Unconscious bias informs people’s worldview.

Morrison intentionally omits Twyla and Roberta’s respective races at the outset to teach the reader about their own unconscious biases. The girls are described only as “salt and pepper,” so that the reader knows one girl is Black and one is white. Morrison uses vague but juxtaposing character descriptors to test the reader’s unconscious assumptions about what makes either character more likely to be Black or white. The portraits Morrison paints of each character include arbitrary social constructions that could be interpreted either way, or attributed to either race. The message here is that these details tell nothing at all about their race, and instead propose that whatever conclusion the reader comes to is completely informed by their own unconscious biases. For example, if the reader assigns their own race to Twyla because she is the protagonist, what does that teach them about themselves, and vice versa. 

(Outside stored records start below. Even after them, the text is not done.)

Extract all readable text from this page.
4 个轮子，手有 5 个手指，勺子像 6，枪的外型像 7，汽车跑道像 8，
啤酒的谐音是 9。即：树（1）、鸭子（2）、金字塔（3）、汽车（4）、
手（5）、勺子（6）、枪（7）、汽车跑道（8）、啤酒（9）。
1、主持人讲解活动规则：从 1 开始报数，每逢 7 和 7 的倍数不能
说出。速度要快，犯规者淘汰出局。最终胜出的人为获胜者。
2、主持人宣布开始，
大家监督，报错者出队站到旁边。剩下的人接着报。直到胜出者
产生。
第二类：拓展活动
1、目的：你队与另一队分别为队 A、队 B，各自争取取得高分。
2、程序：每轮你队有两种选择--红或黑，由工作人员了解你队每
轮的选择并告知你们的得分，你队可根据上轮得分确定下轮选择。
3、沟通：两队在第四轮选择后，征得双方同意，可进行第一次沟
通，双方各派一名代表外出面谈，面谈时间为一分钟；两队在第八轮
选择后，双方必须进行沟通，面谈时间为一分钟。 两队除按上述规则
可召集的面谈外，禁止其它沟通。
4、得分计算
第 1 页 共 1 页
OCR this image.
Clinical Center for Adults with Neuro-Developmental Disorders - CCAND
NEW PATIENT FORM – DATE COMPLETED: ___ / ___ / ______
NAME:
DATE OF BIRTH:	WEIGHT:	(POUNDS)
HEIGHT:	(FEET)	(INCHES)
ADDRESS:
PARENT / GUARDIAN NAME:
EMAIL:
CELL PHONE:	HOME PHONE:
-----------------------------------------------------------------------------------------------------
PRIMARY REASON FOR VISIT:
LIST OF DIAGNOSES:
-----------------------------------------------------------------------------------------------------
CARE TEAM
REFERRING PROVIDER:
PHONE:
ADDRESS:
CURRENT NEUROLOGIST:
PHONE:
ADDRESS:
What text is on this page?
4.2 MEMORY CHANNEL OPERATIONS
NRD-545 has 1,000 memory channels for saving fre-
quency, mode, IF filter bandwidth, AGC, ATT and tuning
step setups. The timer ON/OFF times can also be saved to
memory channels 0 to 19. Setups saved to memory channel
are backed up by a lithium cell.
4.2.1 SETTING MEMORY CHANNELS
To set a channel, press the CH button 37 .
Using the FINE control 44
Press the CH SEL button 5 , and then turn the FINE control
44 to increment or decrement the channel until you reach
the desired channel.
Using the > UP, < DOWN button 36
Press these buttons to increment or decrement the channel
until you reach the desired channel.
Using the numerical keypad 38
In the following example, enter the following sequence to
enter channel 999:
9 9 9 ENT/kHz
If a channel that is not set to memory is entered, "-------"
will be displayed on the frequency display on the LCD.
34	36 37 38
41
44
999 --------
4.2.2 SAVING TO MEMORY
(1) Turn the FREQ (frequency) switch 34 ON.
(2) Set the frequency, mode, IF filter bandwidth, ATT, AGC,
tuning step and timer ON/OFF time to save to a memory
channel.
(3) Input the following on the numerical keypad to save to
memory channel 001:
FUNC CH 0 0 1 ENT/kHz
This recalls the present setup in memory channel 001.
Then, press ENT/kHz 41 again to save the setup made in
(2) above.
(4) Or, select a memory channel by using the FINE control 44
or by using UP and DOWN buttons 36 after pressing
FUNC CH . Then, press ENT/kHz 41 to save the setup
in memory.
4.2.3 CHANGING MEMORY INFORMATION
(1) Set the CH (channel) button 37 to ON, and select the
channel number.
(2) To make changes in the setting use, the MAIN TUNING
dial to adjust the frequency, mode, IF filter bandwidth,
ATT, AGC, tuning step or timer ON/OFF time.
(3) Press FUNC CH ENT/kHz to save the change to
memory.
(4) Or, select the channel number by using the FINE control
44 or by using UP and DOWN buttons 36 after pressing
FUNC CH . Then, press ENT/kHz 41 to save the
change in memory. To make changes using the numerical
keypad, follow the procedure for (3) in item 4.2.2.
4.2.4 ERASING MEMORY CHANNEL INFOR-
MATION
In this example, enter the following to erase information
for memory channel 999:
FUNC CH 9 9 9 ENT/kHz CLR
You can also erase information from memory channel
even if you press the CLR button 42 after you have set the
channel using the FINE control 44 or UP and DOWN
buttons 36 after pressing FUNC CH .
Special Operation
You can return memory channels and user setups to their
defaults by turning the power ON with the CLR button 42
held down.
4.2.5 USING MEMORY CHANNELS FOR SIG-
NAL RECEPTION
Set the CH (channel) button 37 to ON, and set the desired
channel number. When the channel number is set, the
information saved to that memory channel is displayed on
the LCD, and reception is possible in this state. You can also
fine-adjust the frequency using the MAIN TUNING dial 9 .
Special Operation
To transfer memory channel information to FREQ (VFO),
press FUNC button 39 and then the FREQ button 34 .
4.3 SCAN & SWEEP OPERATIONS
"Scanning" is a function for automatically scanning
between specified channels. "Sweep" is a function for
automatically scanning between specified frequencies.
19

Morrison does not dismiss that race is often an important component of identity. She simply asks readers to examine how their own identity and experiences influence their worldview. Morrison’s challenge is an introspective one about why, how, and where stereotypes are learned and internalized. The story is not intended to be a mystery where the central riddle is to determine the races of Roberta and Twyla. Rather, it is a conversation about racism, prejudice, and how unconscious biases influence one’s worldview.

Shared trauma can create deep bonds.

Both Twyla and Roberta experience the pain of childhood abandonment and cling to each other over this shared trauma. Their lives are forever linked by their time at St. Bonny’s. The endurance of the girls’ bond transcends their different personalities and racial backgrounds, which forges a kind of sisterhood between them. The relationship is complex and often fraught all the way up through their adult lives as each encounter causes the women to relive their days at the children’s shelter, and thus to relive their trauma. Before Twyla approaches Roberta at Howard Johnson’s, she wonders if Roberta will want to remember her because she recognizes their time together as painful and possibly shameful. Still, Twyla is hurt by Roberta’s rejection, and Roberta seems aware of her ability to inflict this pain, which reinforces the power they hold over each other’s feelings.

The second time Roberta and Twyla meet, they are older and more stable in their lives, and they are able to laugh about their time at St. Bonny’s. Twyla even refers to their behavior as that of long-lost sisters. It is significant that they each remember the day in the orchard differently. As is often the case with trauma, the details are muddled in both Twyla and Roberta’s memories. When Roberta and Twyla meet again at the protest, Roberta’s assertion that Maggie was Black and that Twyla and Roberta assaulted her causes Twyla to once again doubt her memory. Although their encounters are often full of conflict and tension, the women are repeatedly drawn to one another as the sole witnesses to a significant chapter in each other’s lives. The refrain at the end of each meeting where the women ask after each other’s mothers cements this connection.

Childhood trauma robs children of their innocence.

Though Twyla and Roberta are both eight years old while at the shelter, they are forced to grow up very quickly. They lean on each other for survival instead of on the adults that should be caring for them. The day their mothers visit, they each try to hide their excitement so as not to seem like the vulnerable children they are. Twyla lets her guard down when she hugs her mother, as she needs a mother’s love like any child would. However, this moment of childlike vulnerability is paralleled by her fury that her mother calls her “Twyla, baby!” in front of the gar girls, unwittingly providing them with ammunition with which to torture her daughter. Twyla hardens her heart as a form of self-defense. She desperately wants her mother to take care of her, but it is not safe for her to simply be a child in this environment.

The gar girls also represent this contrast of childhood and adulthood. They seem old and intimidating, but Twyla reflects as an adult that the gar girls were actually just scared children themselves. When Twyla sees Roberta dressed up with big hair and earrings on her way to see Jimi Hendrix, she compares her to the gar girls. The comparison illustrates that Twyla now views Roberta as one of them, and even finds her a little intimidating. Ironically, this type of maturity is performative, a cartoonish version of adulthood, comparable to the way they mimed toughness and maturity at St. Bonny’s. Similarly, Maggie is an inverted example of childhood lost. She is an adult but looks and acts like a child. This reversal leaves her vulnerable to the gar girls’ attack, a frightening example of what could happen to Roberta and Twyla if they don’t shed their own innocence.